Silicon Valley Bank execs' insider trading

Silicon Valley Bank went bust.

The CEO and CFO sold around $4M worth of stock two weeks prior.

$4M isn't that crazy a number, but that was 11% of the CEO's holdings, and 32% of the CFO's holdings.

Obviously, angry citizens of the internet crawled out of their caves to shun this insider trading.

But the angry citizens don't realise there's this thing called pre-scheduled stock sale plans, which executives often use to avoid insider trading allegations. And that's exactly what the execs did.

It works like this: An exec has to specify in advance how many stocks they want to sell, and at what price, and on what far-away future date. This means they won't have insider knowledge, because nobody can see the future. It's called a 10b5-1 plan.

... or that's what I thought.

I took a deeper look into the SEC filings and compiled this complex timeline:

  • January 26 - CFO and CEO enter into 10b5-1 trading plans.
  • February 27 - they dump a bunch of shares. (CEO sauce, CFO sauce)
  • March 10 - the bank is pronounced dead.

If that ain't insider trading, I don't know what is.

So... pre-scheduled isn't really that pre-scheduled?

Uh, yeah, so here's the thing. The law Investopedia says:

Rule 10b5-1 permits major holders to sell a predetermined number of shares at a predetermined time.

A predetermined time.

PRE. DETERMINED. TIME.

One would THINK that means it has to be at some point in the not-so-imminent future, no?

Yeah, nah.

As I have discovered, there were no laws around how far in advance that had to be. Legally, theoretically, you could enter a 10b5-1 plan for the next day if you really wanted to. It would be called ✨ predetermined ✨.

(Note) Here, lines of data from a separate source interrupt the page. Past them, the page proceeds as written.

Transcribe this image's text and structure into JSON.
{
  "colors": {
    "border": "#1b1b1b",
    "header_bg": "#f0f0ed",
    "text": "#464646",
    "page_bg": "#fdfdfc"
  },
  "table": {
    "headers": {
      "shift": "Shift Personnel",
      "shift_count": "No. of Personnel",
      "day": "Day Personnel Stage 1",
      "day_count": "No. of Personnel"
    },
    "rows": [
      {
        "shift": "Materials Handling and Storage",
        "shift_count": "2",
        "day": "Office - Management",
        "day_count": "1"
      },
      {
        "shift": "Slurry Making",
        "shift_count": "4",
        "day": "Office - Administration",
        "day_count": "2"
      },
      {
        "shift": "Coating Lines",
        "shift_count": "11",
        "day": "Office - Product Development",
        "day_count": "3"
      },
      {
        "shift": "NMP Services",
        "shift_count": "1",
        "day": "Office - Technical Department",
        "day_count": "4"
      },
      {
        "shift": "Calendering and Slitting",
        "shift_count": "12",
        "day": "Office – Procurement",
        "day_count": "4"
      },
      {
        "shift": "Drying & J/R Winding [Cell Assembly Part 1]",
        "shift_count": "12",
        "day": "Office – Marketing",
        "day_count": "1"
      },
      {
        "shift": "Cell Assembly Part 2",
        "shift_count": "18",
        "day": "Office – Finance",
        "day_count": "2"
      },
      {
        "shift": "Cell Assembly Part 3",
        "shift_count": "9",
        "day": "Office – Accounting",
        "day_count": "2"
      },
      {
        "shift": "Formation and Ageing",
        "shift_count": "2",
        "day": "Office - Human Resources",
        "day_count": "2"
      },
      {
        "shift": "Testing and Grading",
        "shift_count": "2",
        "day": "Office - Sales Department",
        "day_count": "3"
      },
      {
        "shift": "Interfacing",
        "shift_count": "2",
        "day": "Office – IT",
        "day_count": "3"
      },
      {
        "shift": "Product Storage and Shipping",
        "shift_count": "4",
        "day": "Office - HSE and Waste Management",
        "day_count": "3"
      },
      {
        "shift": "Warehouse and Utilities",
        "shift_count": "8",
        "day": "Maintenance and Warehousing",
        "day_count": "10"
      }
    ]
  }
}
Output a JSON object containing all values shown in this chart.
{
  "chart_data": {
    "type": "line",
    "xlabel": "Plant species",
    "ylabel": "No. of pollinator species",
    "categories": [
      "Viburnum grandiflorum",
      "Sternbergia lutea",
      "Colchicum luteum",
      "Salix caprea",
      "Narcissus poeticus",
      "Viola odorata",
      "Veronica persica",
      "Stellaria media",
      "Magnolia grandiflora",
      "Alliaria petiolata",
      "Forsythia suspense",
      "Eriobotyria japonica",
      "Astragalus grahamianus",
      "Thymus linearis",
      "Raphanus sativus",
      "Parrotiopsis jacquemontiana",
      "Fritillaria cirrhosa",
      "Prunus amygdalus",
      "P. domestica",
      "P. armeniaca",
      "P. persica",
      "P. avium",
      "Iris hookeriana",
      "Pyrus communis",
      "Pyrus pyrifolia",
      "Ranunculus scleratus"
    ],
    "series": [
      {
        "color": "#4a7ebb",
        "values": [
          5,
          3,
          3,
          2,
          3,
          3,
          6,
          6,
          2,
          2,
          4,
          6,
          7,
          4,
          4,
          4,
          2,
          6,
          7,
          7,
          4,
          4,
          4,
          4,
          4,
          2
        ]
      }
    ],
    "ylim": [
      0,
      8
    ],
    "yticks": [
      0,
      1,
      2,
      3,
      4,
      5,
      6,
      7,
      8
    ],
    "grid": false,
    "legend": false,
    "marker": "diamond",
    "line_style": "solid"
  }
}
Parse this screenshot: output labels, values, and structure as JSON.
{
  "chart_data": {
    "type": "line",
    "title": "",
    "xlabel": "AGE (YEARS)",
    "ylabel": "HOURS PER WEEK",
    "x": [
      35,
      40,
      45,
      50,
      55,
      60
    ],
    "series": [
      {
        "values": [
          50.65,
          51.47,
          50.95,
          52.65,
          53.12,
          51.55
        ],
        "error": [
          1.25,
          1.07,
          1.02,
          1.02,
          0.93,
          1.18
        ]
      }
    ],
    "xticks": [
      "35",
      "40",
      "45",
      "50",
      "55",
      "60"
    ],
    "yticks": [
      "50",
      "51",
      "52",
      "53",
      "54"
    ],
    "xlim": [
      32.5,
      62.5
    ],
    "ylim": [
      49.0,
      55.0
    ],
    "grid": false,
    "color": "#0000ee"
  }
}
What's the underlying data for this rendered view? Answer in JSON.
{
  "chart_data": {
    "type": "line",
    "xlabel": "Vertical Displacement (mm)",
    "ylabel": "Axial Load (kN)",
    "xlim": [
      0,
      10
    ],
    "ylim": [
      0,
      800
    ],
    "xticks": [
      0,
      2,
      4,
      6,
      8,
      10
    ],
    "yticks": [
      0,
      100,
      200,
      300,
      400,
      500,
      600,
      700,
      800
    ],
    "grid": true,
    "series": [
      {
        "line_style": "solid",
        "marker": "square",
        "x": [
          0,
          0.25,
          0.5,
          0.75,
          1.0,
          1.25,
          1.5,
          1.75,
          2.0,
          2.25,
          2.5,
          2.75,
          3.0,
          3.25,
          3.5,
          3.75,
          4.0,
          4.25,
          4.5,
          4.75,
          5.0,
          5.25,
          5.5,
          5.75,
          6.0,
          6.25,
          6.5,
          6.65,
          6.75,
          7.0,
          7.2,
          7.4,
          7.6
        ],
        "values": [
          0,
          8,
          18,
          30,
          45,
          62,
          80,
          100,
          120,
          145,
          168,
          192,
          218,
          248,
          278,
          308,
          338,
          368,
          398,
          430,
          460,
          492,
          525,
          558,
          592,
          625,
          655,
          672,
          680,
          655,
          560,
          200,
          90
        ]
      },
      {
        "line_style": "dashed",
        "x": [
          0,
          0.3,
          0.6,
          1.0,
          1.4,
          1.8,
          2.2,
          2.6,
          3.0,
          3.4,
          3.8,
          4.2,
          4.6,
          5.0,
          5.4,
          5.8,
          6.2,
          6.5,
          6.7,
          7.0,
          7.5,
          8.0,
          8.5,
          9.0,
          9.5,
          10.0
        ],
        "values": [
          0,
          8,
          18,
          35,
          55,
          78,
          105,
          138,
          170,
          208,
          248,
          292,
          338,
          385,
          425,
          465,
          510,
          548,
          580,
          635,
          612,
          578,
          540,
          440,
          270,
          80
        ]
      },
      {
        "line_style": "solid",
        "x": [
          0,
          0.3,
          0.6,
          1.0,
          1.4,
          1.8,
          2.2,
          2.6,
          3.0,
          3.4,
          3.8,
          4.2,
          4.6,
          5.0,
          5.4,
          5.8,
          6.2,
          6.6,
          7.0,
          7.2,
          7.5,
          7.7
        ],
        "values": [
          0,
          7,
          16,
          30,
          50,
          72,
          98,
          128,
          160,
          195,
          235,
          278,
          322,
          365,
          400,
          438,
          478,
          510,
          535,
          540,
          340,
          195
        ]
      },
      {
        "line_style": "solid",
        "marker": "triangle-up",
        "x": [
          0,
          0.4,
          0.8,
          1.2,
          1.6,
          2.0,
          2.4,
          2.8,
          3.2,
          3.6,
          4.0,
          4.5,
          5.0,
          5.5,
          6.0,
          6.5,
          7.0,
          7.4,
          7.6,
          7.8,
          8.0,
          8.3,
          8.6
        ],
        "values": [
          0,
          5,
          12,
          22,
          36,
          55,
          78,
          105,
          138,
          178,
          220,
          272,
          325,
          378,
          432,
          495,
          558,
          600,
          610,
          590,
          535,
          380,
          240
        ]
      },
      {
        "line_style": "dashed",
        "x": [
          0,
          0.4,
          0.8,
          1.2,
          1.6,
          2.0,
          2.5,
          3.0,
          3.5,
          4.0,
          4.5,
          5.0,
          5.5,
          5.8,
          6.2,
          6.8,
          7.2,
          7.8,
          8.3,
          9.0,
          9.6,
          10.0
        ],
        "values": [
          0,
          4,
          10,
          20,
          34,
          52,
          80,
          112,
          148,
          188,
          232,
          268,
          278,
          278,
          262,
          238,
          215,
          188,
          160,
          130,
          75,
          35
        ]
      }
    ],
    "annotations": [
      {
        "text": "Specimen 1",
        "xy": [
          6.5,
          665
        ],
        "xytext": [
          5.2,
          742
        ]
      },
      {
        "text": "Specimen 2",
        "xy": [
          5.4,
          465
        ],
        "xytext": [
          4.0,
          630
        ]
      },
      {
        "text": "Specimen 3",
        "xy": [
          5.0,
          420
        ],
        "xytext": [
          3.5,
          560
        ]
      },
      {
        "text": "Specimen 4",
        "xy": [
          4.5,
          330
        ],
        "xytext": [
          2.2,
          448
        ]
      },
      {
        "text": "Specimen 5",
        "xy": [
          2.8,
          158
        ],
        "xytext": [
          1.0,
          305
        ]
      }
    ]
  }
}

In practice, many issuers imposed their own 30-day minimum waiting periods.

And guess how long it was between Silicon Valley Banks CEO and CFO entering their 10b5-1 trading plans and selling their stock? 30 days.

So I guess their issuer had that 30-day period imposed.

Wait really? Surely the law is not that rubbish?

Okay, I lied. Kind of.

The good news is there is a mandatory waiting period between setting up a trading plan and selling stocks.

That is to say, there's a mandatory waiting period now. It came into effect on Feb 27, 2023, which happened to be after the Silicon Valley Bank execs sold their shares.

There's a period of 90 days imposed by law now. More nuance here.

Will they get done for insider trading?

I don't know.

Should they? I don't know.

They must've known the bank was in pretty deep trouble. But it's not insider trading if the public knows that too, and maybe the public knew that too.

What I care about is getting more knowledge about how players in the market act. More knowledge about how the world works == more trading knowledge.